Organ Mountain Zen



Friday, December 8, 2017

Pain and Suffering Part Two

Pain and Suffering Part Two

With palms together,
Good Evening All,

Its a chilly 34 degrees this evening here in southern New Mexico. When its cold my body wants to recede into itself.  I argue with it but to no avail.  My body has a mind of its own.  One of the things about aging is this: our minds and bodies assert themselves with both vigor and authority.  I want to run.  My feet, legs, lungs, and mind rebels: "No!" So I no longer run. Simple?

No, since as a result I suffer. Why?  Because I want to run.  I want to walk without pain.  I want, I want, I want....But I can't. Here's the thing, suffering is not pain.  Suffering is our relationship with pain.  Pain is pain, that's all.  Of course pain is painful, duh!  Suffering, on the other hand, is a result of our desire not to be in pain.  Just so, we suffer when we cherish something, not wanting it to change, but it changes despite our desire.

The Buddha Way is simple: change your relationship to the thing you desire. Let your desire fall away.  Its not that we come to a place of not caring, it is, instead, coming to a place of honest reflection and acceptance of the nature of things as they are.  We are of the nature to suffer because we don't accept the truth of our nature.  And that nature is change. Change is not unique to us. The one constant in this universe is just that: change.

What I could do ten years ago I cannot do today. I suffer when I hold onto the belief I ought be able to do those things. That belief is unrealistic and flies in the face of that one constant: everything changes. So suffering ends when we authentically come to terms with our realities. This doesn't mean our pain will end, to the contrary, we may actually feel more pain because we are now looking at it directly. Yet, because this is so, it becomes possible to watch our pain and look deeply at it.

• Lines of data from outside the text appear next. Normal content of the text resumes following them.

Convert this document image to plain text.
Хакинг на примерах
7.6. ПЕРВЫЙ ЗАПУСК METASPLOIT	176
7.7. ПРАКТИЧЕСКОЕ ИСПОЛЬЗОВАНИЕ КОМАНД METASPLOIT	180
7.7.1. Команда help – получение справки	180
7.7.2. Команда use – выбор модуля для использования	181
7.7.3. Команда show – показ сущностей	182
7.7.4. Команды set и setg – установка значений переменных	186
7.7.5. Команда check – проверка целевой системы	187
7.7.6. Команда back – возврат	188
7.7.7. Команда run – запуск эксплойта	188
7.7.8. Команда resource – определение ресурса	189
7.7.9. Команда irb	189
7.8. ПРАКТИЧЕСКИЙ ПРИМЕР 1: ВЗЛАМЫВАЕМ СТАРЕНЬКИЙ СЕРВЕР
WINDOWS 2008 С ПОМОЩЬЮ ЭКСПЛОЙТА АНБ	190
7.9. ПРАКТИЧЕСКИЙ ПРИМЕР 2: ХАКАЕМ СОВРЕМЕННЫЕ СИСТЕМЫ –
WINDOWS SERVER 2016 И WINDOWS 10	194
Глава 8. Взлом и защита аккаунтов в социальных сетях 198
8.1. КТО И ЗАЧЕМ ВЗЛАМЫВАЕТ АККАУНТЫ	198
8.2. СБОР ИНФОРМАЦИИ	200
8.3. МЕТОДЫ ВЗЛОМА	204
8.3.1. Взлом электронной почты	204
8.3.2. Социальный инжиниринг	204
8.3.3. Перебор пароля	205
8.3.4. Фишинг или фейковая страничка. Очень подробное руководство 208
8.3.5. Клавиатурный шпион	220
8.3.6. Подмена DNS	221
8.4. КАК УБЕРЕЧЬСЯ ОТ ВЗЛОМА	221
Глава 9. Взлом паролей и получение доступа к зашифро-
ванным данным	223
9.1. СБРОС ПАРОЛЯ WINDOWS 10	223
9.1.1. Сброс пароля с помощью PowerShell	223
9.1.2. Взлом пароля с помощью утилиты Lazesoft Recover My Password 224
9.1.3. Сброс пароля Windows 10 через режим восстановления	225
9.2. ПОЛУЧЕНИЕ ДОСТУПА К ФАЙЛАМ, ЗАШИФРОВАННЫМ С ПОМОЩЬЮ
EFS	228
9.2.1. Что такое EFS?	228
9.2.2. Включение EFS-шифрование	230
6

Robert Bly, the poet, once wrote, "If you don't like the mud you're in, change it." My wife has helped me a great deal. She has, in no uncertain terms, pointed out my suffering, as well as the fact that my suffering affects others, but in particular, her. We are not just living for ourselves, are we?  Our old mud leaves its tracks and traces and on occasion dirties up our home. To put an end to our suffering we must give it up.  Some of us like our old mud, though. So we keep it and suffer all the more as a result.  Crazy? I don't know. We are comfortable being what we know. My advice? Get uncomfortable.  Practice being silent in the face of change.Lastly, find ways to embrace and value change. As it is change which allows life to exist.